Ideas travel through the paper, drifting from one generation to the next, sometimes little more than wisps, then suddenly historical forces again. It was partly because of the Yale Daily News that Hadden created Time. He witnessed how elegant and useful a news digest could be during the Great War, when Yale needed news from around the globe more than ever and the paper published a front-page column of condensed news, composed in the early morning hours and typed directly onto the Linotype by a printer named John O’Donnell. Former President William Taft 1878, then teaching at the Law School, called it a must-read.

Hadden’s literary hero was Homer, as interpreted by John Berdan, an English teacher with razor-blue eyes, a quick wit and an acid tongue. Berdan invented Daily Themes, the course that taught generations of Yalies to write.

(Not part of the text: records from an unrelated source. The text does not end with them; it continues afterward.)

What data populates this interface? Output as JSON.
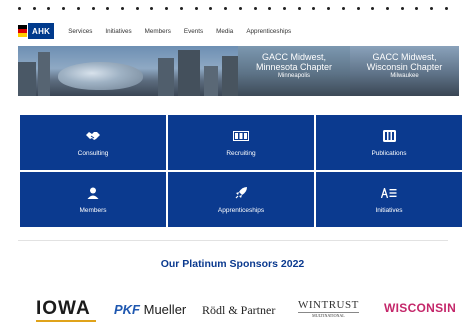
{
  "brand": {
    "logo_text": "AHK",
    "flag_colors": [
      "#000000",
      "#dd0000",
      "#ffce00"
    ]
  },
  "nav": {
    "items": [
      "Services",
      "Initiatives",
      "Members",
      "Events",
      "Media",
      "Apprenticeships"
    ]
  },
  "hero": {
    "panels": [
      {
        "title_line1": "GACC Midwest,",
        "title_line2": "Minnesota Chapter",
        "city": "Minneapolis"
      },
      {
        "title_line1": "GACC Midwest,",
        "title_line2": "Wisconsin Chapter",
        "city": "Milwaukee"
      }
    ]
  },
  "tiles": [
    {
      "label": "Consulting",
      "icon": "handshake-icon"
    },
    {
      "label": "Recruiting",
      "icon": "people-group-icon"
    },
    {
      "label": "Publications",
      "icon": "newspaper-icon"
    },
    {
      "label": "Members",
      "icon": "person-icon"
    },
    {
      "label": "Apprenticeships",
      "icon": "rocket-icon"
    },
    {
      "label": "Initiatives",
      "icon": "text-list-icon"
    }
  ],
  "sponsors": {
    "title": "Our Platinum Sponsors 2022",
    "logos": {
      "iowa": "IOWA",
      "pkf_a": "PKF",
      "pkf_b": "Mueller",
      "rodl": "Rödl & Partner",
      "wintrust": "WINTRUST",
      "wintrust_sub": "MULTINATIONAL",
      "wisconsin": "WISCONSIN"
    }
  },
  "colors": {
    "tile_blue": "#0b3a8f",
    "sponsor_title": "#0b3a8f"
  }
}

On the first day of class Berdan told his students to forget everything they had learned and simply use their senses. Dozens of students packed his basement office on rainy afternoons, sitting cross-legged on the floor and breathing in the aroma of Latakia tobacco as the professor puffed out his scorn for Victorian literary conventions.

Berdan wanted students who wielded pens like knives, and he got one in Hadden. A ferocious competitor who tried to live like the heroes he admired in the Iliad, Hadden trimmed his sentences until they crackled with action. He wasted no words. When Berdan died, he was reading the galleys of a book about Hadden commissioned by Luce, both of whom took courage from the professor in the days when they were trying to get Time off the ground. It was said of Hadden: He had moxie.

Isaiah Wilner ’00 was Editor in Chief of the News from 1998 to 1999.